The simple truth about what happened to Alfie Evans is that it all comes down to one thing: money.
Here’s the easiest way to understand this tragedy. The UK is a country that uses a socialized health care system (also called a single-payer system). This means every citizen is given “free” healthcare. This is the same type of health care system that politicians like Bernie Sanders advocate. The socialized system ensures every citizen has the right to free health care, hospitalization, treatment for illness, and most other basic medical necessities.
This sound good, in theory. It’s not until you realize that politicians and judges have authority and control over the care given to people that it becomes clear that socialized healthcare is a terrible system. Other factors, such as caps on the amount of money medical personnel can make, and government regulations on doctors also contribute to the failure that is a socialized health care system.
Thomas Wheatley recently wrote an article explaining how the single-payer system is responsible for Alfie’s death. He wrote:
“When a nation enacts universal, taxpayer-funded health care, it effectively builds a wall around its health-care system. Within this wall, resources are finite, which effectively creates a zero-sum game where one person’s gain is necessarily another person’s loss (only so much medication may be dispensed; only for so many hours of the day can a doctor spend seeing patients; only so many hospital beds can be vacant). Where in a free market health system a patient has the entire global health industry at his or her disposal and is limited only by individual wealth, in a public system, a patient has access only to resources the government has acquisitioned and made available for use.”
The cards were stacked against Alfie already for no other reason than he lived in a country where the government controls the health-care system rather than the free-market. Whereas the free-market would gladly compete to treat Alfie, the government run system had determined he must die so care could be given to others.
Here’s a fundamental truth of economics: the age of the working population and the percentage of the population currently in the workforce help determine economic growth. A country with a younger workforce and high participation in the workforce will have a higher economic output that equates to a growing economy.
A country with an aging population and lower levels of workforce participation will have a stagnant economy.

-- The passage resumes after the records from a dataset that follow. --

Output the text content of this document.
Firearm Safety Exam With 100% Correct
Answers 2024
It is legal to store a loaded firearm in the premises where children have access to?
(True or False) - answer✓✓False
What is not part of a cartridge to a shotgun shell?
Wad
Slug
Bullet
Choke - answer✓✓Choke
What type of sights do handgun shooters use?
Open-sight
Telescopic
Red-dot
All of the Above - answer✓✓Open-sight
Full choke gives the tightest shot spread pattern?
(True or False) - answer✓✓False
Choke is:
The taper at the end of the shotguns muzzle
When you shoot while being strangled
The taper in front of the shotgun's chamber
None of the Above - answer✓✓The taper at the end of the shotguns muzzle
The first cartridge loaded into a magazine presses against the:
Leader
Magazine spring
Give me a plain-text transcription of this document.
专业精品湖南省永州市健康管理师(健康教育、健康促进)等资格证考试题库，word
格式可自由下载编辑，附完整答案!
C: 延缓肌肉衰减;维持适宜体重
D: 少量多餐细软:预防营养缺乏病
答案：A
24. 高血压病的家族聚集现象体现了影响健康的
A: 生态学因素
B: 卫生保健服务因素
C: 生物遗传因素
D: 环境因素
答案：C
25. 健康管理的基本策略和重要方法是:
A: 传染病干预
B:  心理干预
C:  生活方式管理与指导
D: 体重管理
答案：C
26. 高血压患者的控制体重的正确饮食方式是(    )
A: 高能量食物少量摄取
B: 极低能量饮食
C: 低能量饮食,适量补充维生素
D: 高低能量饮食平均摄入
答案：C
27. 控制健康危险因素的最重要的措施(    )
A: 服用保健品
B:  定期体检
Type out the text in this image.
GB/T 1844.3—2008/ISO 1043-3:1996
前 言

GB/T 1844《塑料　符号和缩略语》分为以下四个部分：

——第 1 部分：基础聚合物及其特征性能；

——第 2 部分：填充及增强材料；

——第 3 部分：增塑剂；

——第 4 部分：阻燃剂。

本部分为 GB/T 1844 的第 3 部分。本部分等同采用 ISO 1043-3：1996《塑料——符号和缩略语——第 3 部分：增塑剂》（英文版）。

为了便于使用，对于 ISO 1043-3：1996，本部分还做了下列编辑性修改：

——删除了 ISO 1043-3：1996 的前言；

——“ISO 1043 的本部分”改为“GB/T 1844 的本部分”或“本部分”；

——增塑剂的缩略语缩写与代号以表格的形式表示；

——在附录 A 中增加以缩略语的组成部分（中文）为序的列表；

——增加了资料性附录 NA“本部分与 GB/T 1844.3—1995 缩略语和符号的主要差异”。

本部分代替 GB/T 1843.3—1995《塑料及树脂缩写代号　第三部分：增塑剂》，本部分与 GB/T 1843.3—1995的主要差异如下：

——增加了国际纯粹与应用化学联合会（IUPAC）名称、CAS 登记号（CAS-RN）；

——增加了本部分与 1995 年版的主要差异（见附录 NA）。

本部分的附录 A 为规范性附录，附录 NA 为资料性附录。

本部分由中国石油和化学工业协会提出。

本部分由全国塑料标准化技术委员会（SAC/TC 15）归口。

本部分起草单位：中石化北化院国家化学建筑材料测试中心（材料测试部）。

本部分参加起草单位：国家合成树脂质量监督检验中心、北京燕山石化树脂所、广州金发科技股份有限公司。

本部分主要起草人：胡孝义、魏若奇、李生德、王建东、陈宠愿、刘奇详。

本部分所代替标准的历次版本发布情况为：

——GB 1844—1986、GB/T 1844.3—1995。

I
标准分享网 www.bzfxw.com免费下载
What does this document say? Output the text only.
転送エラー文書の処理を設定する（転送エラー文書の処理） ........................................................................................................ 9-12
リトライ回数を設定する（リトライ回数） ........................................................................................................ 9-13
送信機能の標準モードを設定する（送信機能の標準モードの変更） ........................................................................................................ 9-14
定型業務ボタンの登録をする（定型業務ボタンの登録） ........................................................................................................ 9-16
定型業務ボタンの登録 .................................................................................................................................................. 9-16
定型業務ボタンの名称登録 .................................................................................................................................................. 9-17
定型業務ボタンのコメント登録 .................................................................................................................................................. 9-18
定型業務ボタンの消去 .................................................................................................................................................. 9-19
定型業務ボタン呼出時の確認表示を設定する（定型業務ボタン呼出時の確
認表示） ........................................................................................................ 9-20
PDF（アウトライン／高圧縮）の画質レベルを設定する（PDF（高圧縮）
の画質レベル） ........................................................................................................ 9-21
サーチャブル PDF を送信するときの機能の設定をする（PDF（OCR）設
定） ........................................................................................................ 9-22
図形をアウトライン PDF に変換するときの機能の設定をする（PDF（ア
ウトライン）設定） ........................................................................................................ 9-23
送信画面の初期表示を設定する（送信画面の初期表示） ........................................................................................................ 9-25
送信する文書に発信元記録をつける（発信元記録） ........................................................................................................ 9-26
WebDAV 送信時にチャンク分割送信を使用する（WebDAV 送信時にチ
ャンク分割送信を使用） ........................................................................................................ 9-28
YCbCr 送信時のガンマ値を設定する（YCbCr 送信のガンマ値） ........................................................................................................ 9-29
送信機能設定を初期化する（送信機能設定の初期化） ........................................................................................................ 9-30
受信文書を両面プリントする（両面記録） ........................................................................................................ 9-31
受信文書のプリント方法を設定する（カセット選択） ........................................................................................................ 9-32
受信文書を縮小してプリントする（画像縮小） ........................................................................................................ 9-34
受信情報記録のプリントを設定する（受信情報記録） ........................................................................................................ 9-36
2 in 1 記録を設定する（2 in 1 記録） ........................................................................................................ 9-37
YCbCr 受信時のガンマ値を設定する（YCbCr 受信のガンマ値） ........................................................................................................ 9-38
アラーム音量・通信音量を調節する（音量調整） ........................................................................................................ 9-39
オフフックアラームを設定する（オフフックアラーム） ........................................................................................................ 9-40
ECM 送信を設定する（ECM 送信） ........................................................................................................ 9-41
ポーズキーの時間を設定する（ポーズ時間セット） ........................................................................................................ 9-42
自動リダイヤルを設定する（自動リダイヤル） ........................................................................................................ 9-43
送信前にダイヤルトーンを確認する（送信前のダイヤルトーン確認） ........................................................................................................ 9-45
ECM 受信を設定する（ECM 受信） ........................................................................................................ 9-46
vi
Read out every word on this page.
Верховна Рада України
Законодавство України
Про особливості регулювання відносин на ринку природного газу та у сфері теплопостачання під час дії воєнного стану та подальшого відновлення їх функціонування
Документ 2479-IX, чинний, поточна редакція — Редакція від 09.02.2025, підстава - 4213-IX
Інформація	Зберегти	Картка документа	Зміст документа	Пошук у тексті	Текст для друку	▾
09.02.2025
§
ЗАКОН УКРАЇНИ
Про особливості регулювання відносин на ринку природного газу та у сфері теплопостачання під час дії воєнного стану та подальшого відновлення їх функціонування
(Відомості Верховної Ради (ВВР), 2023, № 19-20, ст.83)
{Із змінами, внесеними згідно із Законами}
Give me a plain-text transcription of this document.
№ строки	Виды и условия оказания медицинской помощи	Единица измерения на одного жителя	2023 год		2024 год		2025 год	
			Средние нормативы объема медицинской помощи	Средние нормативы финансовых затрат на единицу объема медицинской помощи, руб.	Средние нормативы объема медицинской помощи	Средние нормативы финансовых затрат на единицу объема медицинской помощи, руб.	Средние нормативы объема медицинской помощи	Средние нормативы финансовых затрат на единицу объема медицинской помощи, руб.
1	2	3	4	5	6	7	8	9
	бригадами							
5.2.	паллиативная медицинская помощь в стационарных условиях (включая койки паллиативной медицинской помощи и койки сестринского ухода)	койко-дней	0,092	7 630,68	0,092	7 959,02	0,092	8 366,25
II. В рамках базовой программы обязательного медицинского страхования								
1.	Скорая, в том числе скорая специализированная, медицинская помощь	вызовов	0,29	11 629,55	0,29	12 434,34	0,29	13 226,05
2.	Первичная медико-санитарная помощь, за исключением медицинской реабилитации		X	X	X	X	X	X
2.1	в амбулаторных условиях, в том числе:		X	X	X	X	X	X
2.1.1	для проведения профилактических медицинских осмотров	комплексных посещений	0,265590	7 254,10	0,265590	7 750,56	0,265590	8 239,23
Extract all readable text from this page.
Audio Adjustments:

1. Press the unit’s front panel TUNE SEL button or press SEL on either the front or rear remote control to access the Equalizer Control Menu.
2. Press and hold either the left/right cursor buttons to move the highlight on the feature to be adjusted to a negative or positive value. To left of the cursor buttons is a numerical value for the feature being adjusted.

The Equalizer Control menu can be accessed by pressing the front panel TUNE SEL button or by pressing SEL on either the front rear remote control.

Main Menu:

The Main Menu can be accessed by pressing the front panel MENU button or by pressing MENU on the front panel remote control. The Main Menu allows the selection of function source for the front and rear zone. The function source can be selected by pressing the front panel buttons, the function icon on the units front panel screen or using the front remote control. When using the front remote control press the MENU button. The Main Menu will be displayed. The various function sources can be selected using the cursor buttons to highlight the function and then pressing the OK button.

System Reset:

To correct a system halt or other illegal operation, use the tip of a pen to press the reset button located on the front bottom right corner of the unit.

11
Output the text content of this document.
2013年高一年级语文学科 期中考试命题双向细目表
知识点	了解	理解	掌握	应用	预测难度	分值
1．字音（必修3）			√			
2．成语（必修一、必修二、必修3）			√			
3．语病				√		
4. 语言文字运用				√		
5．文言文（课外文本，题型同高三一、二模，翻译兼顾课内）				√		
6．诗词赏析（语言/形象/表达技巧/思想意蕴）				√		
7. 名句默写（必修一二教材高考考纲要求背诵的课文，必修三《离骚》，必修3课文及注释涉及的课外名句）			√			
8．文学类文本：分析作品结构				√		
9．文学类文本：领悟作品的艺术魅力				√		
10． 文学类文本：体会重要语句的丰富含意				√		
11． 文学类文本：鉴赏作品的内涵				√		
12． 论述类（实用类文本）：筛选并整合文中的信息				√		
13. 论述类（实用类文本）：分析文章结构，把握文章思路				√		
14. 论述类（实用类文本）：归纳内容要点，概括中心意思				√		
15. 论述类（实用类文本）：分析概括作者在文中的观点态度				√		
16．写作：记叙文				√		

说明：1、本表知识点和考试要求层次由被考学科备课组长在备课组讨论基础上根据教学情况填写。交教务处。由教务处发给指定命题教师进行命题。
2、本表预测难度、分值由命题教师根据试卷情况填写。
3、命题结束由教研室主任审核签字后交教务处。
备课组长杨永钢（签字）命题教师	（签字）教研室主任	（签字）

Guess which one of those camps the UK economy is in? When your economy is stagnant and your population is aging, and your health-care system is government run, do you prioritize the terminally ill toddler or someone else?
Why didn’t the UK medical system and legal system want Alfie to go to Italy to get medical treatment? The answer is easy, but also shocking.
It was determined by British doctors that Alfie would never function as a normal human being. It was determined that he would, at best, be a conscious, aware person in need of constant medical care. He would never be a contributing member of society but, instead, would be a drain on the economy by needing constant medical care (provided by the government through taxes in the single-payer system).
If Alfie went to Italy to get treatment, his life might have been prolonged, but even treatment might not have changed the ultimate outcome of Alfie being little more than a person in need of constant medical care. So if Alfie went to Italy to get this treatment, then came back to the UK, he would simply be a drain on the economy rather than a contributing member.
Like all good socialized things, the bottom line is that the bottom line matters most. It doesn’t matter that this is your child and, like any good parent, you are willing to go to any lengths to see his life prolonged. All that matters is propping up the system by rationing care to those the medical professionals and judges deem most worthy; i.e. those with a better chance of not needing ongoing care.
As Wheatley pointed out in his article, Alfie Evans was just another lamb on the altar of progressivism:
“A toddler destined to die so the government can pay the entire nation’s health bills. It doesn’t matter that Alfie can get treatment elsewhere. It doesn’t matter that Alfie’s parents object. It doesn’t matter that all human decency in the world is screaming in outrage at the barbaric injustice perpetrated by Britain’s single-payer death squads. The sacrificial lamb must be slaughtered in the name of progress.”
The same system that killed Charlie Gard, and now Alfie Evans is being pitched in the United States. It goes by harmless descriptions like “universal health care for all” while being sold by bureaucrats that want to sit in Washington and decide who lives and who dies.
Offering health care as a handout of the government is a sure way to get some to vote for a politician or a policy. But ask yourself, is this the system we want in America? A system that prioritizes money over human life. Are the lives of our elderly, our ill, and our kids less valuable than the working class?
If it was your child, would you support the medical system that has condemned him to death?